Hi,
as I already told my Valhalla 2703 is a bit unstable. Therefore, I opened it up and measured power supply ripple and so on. Everthing was fine. As a next step I planed to measure the reference voltage stability.
The schematic shows a LM399 as reference. However, I can't find one in my Valhalla 2703. IC112 (LM399 in the schematics) has an TO-92 package. The circuit around IC112 looks very similar to the schematics.
Has anyone looked into a Valhalla 2703 and found a LM399?
Best
Philipp
There was a variant of LM399 called LM3999 that was packed in TO-92 case. It had negative heater pin connected together with zener circuit negative inside case, hence 3 pins...
Apart from that it was LM399 .. I would presume it wasn't quite as good as LM399 proper, plastic case, shared zener and heater current on negative pin etc. But still quite OK. Probably cheaper and could be used in same schematic as LM399..
Also no housing around it as you have found. Valhalla obviously found this package a good choice in the 2703.
Would interesting to see how stable the reference actually is in the 2703.
Thanks for all your replies.
The TO-92 is labeld 3999
The schematics shows a 4-Pin device and it is labeld LM399H. Perhaps, a different version of the PCB.
I will take some measurements now, but I doubt it is the reference.
I've attached a measurement with 10V, 1kHz output. Measured by an Agilent 34401A.
The curve looks like there is a lot of disturbance, like really bad popcorn noise, maybe a bad connection somewhere.
I would not replace the LM3999 with a "new" one - probably the higher quality LM399 is the better choice, even if this means adding an extra wire. I would expect to find suitable points to solder 4 Pin version as well - so more like an PCB with optional either LM3999 for a low cost version or a LM399 for the real thing.

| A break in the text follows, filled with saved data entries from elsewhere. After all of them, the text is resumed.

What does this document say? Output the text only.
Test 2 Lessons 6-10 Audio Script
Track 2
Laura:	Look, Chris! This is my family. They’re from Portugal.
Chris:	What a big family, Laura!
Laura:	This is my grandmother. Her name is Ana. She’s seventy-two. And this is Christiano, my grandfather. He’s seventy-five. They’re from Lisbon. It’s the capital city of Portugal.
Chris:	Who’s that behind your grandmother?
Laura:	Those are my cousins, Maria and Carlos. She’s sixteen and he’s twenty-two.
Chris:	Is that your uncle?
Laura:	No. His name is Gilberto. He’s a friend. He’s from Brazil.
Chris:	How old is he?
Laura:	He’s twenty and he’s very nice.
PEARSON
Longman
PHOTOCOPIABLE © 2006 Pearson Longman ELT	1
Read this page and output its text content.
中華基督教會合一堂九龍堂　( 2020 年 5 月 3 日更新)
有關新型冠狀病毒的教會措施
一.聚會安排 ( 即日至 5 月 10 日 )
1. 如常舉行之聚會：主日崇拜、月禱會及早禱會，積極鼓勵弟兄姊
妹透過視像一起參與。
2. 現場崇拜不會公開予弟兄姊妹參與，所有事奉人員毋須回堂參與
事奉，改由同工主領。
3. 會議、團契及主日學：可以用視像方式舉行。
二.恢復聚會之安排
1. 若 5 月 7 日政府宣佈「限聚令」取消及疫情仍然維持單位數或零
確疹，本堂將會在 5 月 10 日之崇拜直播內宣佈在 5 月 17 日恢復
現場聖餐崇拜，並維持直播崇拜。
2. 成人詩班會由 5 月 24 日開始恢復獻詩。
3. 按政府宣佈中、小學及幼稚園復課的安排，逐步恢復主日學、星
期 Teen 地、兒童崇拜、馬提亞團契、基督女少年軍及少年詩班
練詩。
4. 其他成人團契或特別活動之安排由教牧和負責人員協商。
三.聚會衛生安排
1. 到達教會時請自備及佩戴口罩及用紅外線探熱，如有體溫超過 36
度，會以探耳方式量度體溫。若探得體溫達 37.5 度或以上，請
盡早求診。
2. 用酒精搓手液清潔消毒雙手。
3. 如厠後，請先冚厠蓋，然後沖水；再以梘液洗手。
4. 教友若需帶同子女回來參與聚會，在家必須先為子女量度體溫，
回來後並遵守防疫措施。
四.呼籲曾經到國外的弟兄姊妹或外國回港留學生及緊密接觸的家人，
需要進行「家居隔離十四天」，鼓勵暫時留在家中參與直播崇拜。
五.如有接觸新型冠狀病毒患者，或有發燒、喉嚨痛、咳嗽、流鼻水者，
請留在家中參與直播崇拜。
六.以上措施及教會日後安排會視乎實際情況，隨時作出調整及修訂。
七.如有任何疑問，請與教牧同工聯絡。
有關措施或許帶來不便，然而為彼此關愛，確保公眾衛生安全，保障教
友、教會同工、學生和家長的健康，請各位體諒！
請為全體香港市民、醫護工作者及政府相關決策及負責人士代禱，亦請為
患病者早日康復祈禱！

I think the only reason for the LM3999 was for NS to be able to offer a heated zener reference in a cheap plastic package. The shared ground current between the heater and the zener is a problem due to lead resistance, solder joint, and PCB routing. It's also non hermetic.
As Kleinstein says, fitting an LM399 and running a separate heater ground wire back to a non current sensitive 0V point would be easy. The only requirement is that the heater ground must not go above the zener ground by more than a fraction of a diode drop (the parasitic substrate diode on the LM399).
As long as the two zener pads are maintained at equal temperature, there shouldn't be any additional thermocouple effects from adding a thin heater ground wire.